Праздник Весны (Олигер) - страница 34

— И ты, всетаки, хочешь жить совсѣмъ одинъ?

— Не настаивай. Галъ сегодня умретъ и никто не можетъ замѣнить его.

— А когда и онъ сдѣлается только воспоминаніемъ?

Кредо остановился, какъ будто пораженный внезапной мыслью, которая пришла ему въ голову.

— Большая часть моей души осталась тамъ, въ лѣсу. Я не могу уйти оттуда, хотя-бы ты употребила для этого всю свою силу. Но если-бы ты Мара… не теперь, не сегодня, а нѣсколько мѣсяцевъ спустя… если-бы ты, не требуя, чтобы я ушелъ, сама раздѣлила мое одиночество? Хотя-бы на нѣсколько дней… да?

— Теперь я работаю. Но скоро мнѣ понадобится отдыхъ. Тогда — не раньше — я приду къ тебѣ. Но помни, что я не могу жить среди призраковъ. Я прогоню ихъ однимъ своимъ появленіемъ.

Они нашли Гала среди друзей. Абела, еще усталая и возбужденная послѣ бурнаго танца, сидѣла рядомъ съ нимъ и держала его руку, которая была холодна, холодна, какъ ледъ сѣверныхъ людей. Другую, свободную, руку Галъ протянулъ писателю.

— Я не видѣлъ тебя почти съ самаго утра. И старый Павелъ, говорилъ мнѣ, что ты очень скучалъ. Правда-ли это?

Въ его голосѣ слышался упрекъ. Кредо опустилъ глаза.

— Я скучалъ, это правда. Но сейчасъ я пришелъ къ тебѣ позже всѣхъ только потому, что нашелся человѣкъ, который съумѣлъ разсѣять мою тоску. Я провелъ нѣсколько счастливыхъ минутъ.

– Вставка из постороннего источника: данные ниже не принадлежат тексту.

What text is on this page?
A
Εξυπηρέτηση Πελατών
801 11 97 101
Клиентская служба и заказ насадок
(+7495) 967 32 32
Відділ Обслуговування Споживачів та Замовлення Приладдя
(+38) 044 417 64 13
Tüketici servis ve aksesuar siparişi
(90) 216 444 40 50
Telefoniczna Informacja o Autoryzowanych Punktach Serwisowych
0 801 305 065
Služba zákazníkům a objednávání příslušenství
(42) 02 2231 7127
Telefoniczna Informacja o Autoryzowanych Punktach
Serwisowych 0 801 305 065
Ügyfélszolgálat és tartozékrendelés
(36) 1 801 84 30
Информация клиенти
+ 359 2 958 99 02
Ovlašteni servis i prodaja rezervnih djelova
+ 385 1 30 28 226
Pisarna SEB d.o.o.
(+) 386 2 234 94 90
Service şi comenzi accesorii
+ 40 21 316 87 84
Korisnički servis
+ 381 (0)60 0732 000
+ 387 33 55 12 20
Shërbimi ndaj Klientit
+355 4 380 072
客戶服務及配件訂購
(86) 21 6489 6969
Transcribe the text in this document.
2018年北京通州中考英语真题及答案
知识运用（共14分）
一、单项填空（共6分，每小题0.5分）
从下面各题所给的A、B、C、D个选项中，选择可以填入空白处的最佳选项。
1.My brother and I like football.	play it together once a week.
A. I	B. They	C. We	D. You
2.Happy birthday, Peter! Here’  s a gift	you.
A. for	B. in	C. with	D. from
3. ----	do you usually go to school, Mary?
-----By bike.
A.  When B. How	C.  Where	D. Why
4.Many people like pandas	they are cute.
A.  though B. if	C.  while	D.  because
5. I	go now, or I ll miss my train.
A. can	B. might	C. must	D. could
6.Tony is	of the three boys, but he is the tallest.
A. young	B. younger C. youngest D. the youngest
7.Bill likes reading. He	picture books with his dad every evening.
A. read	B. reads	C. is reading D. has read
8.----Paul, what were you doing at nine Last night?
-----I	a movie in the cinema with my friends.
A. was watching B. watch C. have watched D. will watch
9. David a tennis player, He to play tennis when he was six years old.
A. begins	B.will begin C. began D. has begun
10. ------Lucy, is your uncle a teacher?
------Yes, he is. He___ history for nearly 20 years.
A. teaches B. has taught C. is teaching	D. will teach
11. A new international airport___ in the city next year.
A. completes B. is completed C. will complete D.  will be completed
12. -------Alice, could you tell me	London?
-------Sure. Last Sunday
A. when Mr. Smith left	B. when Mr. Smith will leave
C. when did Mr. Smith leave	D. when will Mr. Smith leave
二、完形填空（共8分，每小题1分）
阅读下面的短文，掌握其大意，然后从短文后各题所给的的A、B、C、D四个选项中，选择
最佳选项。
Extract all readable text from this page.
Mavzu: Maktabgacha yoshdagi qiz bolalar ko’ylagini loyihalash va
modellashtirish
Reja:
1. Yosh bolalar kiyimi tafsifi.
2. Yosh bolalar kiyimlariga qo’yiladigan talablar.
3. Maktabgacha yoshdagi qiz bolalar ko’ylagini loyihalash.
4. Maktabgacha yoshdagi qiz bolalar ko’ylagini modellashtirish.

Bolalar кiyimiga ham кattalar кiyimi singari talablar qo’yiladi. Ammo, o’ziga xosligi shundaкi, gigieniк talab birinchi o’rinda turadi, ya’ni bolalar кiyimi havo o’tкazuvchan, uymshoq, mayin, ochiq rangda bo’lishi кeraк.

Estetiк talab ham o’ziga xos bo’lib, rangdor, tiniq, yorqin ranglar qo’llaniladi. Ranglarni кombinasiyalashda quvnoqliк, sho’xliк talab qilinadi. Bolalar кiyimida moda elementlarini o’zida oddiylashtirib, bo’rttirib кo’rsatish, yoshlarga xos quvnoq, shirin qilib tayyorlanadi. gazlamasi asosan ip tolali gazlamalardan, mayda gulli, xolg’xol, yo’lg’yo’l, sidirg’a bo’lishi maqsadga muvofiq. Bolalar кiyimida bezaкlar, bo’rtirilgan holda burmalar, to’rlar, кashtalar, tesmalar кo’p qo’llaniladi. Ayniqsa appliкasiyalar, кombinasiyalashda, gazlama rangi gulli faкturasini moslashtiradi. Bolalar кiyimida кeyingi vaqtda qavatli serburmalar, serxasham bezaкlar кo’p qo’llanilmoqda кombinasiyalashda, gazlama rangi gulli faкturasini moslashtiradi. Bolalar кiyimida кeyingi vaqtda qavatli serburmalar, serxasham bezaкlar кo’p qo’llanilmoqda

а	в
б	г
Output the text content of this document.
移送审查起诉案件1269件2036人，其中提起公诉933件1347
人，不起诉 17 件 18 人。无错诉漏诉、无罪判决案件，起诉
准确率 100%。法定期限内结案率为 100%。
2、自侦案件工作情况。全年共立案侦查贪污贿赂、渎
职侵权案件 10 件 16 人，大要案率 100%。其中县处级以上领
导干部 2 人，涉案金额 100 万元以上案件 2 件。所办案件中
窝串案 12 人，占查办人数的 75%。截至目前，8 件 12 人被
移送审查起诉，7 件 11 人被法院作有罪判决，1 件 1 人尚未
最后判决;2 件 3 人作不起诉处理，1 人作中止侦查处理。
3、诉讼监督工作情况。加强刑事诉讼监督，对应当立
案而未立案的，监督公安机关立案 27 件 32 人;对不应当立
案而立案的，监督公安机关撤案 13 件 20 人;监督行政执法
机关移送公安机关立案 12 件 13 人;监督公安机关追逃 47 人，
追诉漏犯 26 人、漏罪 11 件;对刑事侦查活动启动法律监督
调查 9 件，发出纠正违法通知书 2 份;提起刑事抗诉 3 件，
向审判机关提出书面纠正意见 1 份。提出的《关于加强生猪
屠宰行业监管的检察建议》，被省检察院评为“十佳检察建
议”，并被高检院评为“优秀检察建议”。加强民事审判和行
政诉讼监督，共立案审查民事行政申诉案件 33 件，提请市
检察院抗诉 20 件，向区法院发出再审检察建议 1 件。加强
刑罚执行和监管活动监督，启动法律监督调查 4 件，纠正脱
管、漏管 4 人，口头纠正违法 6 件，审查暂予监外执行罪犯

— Тогда — хорошо! — сказалъ Галъ и его голосъ окрѣпъ. — Я боялся, что моя смерть надолго оставитъ въ твоей жизни пустое, холодное мѣсто. Это очень огорчало меня. Кто же этотъ человѣкъ? Мара? Я не могъ ожидать этого… — Онъ посмотрѣлъ на каменщицу. — Скажи мнѣ, Мара, эти чудныя, бѣлыя плиты, которыя такъ помогли танцу Абелы, — можетъ быть, это тоже твоя работа?

— Ахъ, нѣтъ! мраморъ для меня слишкомъ мягокъ. Я люблю имѣть дѣло только съ твердыми, темными породами, съ колоннами и глыбами. Мраморъ для меня слишкомъ мягокъ.

И она съ улыбкой взглянула на Кредо.

29

Еще не пришелъ вечеръ, еще солнце свѣтило почти съ полуденной яркостью, но день праздника начиналъ уже дряхлѣть. Трава потемнѣла и длинныя тѣни легли отъ холма черезъ рѣку. Рѣзко очерченныя и острыя онѣ тянулись къ востоку, и беззакатный свѣтъ храма побѣждалъ дневного властителя.

Цвѣты Ліи увядали. Капельки воды еще блестѣли на ихъ лепесткахъ и сочно зеленѣли листья, — но отъ цвѣтовъ шелъ уже прянный и опьяняющій запахъ увяданія. И нѣкоторые изъ нихъ въ эти предсмертные часы сдѣлались еще нѣжнѣе, а неровность блекнущей окраски одѣвала ихъ въ новыя, неожиданныя и, какъ будто, слегка задумчивыя сочетанія красокъ.

Сдѣлалось прохладнѣе и, послѣ вереницы переживаній, послѣ волны праздничныхъ наслажденій, хотѣлось подкрѣпляющей бодрости.